А мир? Он-то меняется? Нет. Зимнее обличье может наложиться на летнее, зима может обернуться весною, но лик земли остается прежним. Он надевает и снимает маски, хмурит и разглаживает прекрасное высокое чело, смеется или сердится, но остается неизменным. Он любит подкраситься то ярко, то в нежные тона, то он пылает румянцем, то бледнеет, он всегда не вполне одинаков, все время чуточку меняется и, однако, всегда тот же — живой и волнующий. Глаза его мечут молнии, мощный голос рокочет громом, он плачет потоками дождя, а с улыбающихся уст его слетает чистый искрящийся снег, но черты этого лика едва-едва меняются. Лишь изредка по его спокойной поверхности пробежит дрожь землетрясения, простучит град, прокатится вал наводнения или огонь вулкана, иной же раз этот лик содрогается и трепещет, пронзенный изнутри космически-земными ощущениями, но не меняется. Ландшафты остаются все теми же, лица городов, правда, ширятся и округляются, но подняться ввысь и быстро подыскать себе новое место города не могут. Большие и малые реки тысячелетиями текут все тем же руслом, их может занести песком, но они не ринутся вдруг из своих берегов на вольный и легкий простор. Воде должно пробиваться по каналам и пещерам. Течь и прокладывать себе путь — таков издревле ее закон. А озера покоятся там, где были от веку. Они не рвутся к солнцу, не играют в мяч, как дети. Порой они сердятся и гневно бьются о берег, но ни во что не превращаются — ни днем в облака, ни ночью в диких коней. Все на земле и под землею покорно прекрасным суровым законам, как и люди.
Вокруг тоблеровского дома, стало быть, воцарилась зима.
В один из воскресных дней Йозефу вздумалось опять съездить в столицу развлечься. Улицы города были затянуты мглой, землю покрывала палая листва, скамейки в парках пустовали, сидеть на них было нельзя, да и не хотелось, в переулках старого города стоял шум, а вечером у дверей многочисленных пивнушек горланили пьяные.

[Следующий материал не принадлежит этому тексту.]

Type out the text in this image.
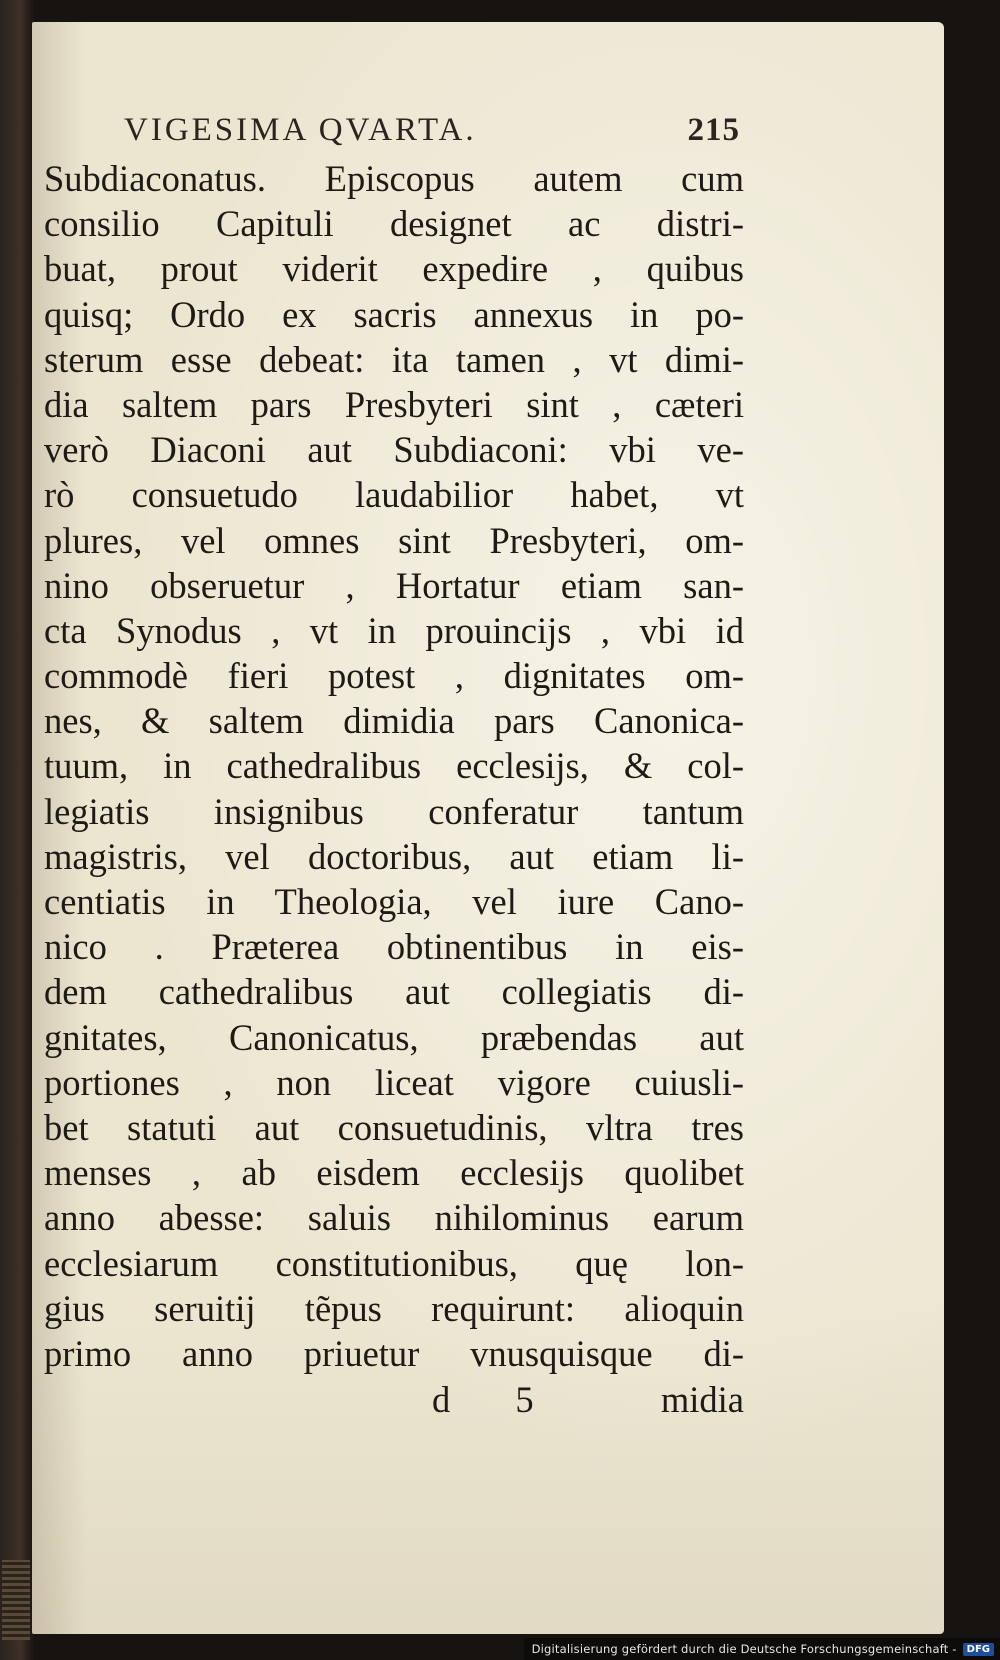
VIGESIMA QVARTA.	215
Subdiaconatus. Episcopus autem cum
consilio Capituli designet ac distri-
buat, prout viderit expedire , quibus
quisq; Ordo ex sacris annexus in po-
sterum esse debeat: ita tamen , vt dimi-
dia saltem pars Presbyteri sint , cæteri
verò Diaconi aut Subdiaconi: vbi ve-
rò consuetudo laudabilior habet, vt
plures, vel omnes sint Presbyteri, om-
nino obseruetur , Hortatur etiam san-
cta Synodus , vt in prouincijs , vbi id
commodè fieri potest , dignitates om-
nes, & saltem dimidia pars Canonica-
tuum, in cathedralibus ecclesijs, & col-
legiatis insignibus conferatur tantum
magistris, vel doctoribus, aut etiam li-
centiatis in Theologia, vel iure Cano-
nico . Præterea obtinentibus in eis-
dem cathedralibus aut collegiatis di-
gnitates, Canonicatus, præbendas aut
portiones , non liceat vigore cuiusli-
bet statuti aut consuetudinis, vltra tres
menses , ab eisdem ecclesijs quolibet
anno abesse: saluis nihilominus earum
ecclesiarum constitutionibus, quę lon-
gius seruitij tẽpus requirunt: alioquin
primo anno priuetur vnusquisque di-
d 5	midia
Digitalisierung gefördert durch die Deutsche Forschungsgemeinschaft -	DFG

Полчаса Йозеф провел у своей прежней квартирной хозяйки г-жи Вайс, растолковывая, кто такие Тоблеры, но внутренний стыд и нетерпение не дали ему засидеться у спокойной, медлительной женщины, он опять вышел на воскресные вечерние улицы и заглянул в одно-два заведения сомнительного пошиба, чтобы «развлечься». Было ли это в его натуре? Так или иначе он выпил много пива и в зимнем саду завел у буфета ссору с молодыми фатоватыми итальянцами. Тогда-то он при всем честном народе и вылез на маленькую сцену и, к вящему восторгу публики, принялся поучать выступавшего жонглера, и до тех пор распинался о законах вкуса и физической ловкости, пока официанты сообща не выставили его за дверь.
В морозной ночи он сел на парковую скамью: пусть холодный порывистый ветер выдует хмель. Настоящая буря металась по парку, тряся ветвями деревьев. Однако второму человеку, тоже как будто бы расположившемуся здесь на ночной отдых, — он сидел на скамье против Йозефа — все это, видно, было сугубо безразлично. Кто бы это мог быть и что заставило его, подобно Йозефу, сидеть под открытым небом в бурную ненастную ночь? Разве так делают? Предчувствуя несчастье или горе, помощник подошел к темной фигуре и узнал — Вирзиха.
— Вы? Здесь? Ну и как ваши дела, Вирзих? — удивленно спросил он. Хмель как рукой сняло. Вирзих долго не отзывался, потом сказал:
— Как мои дела? Плохо. Стал бы я иначе торчать здесь на дожде и холоде. Я без места и без опоры. Одна дорога — воровать да садиться в тюрьму.
Он громко и жалобно расплакался.
Йозеф предложил своему предшественнику по тоблеровскому бюро золотой. Тот взял монету, но выпустил ее из рук.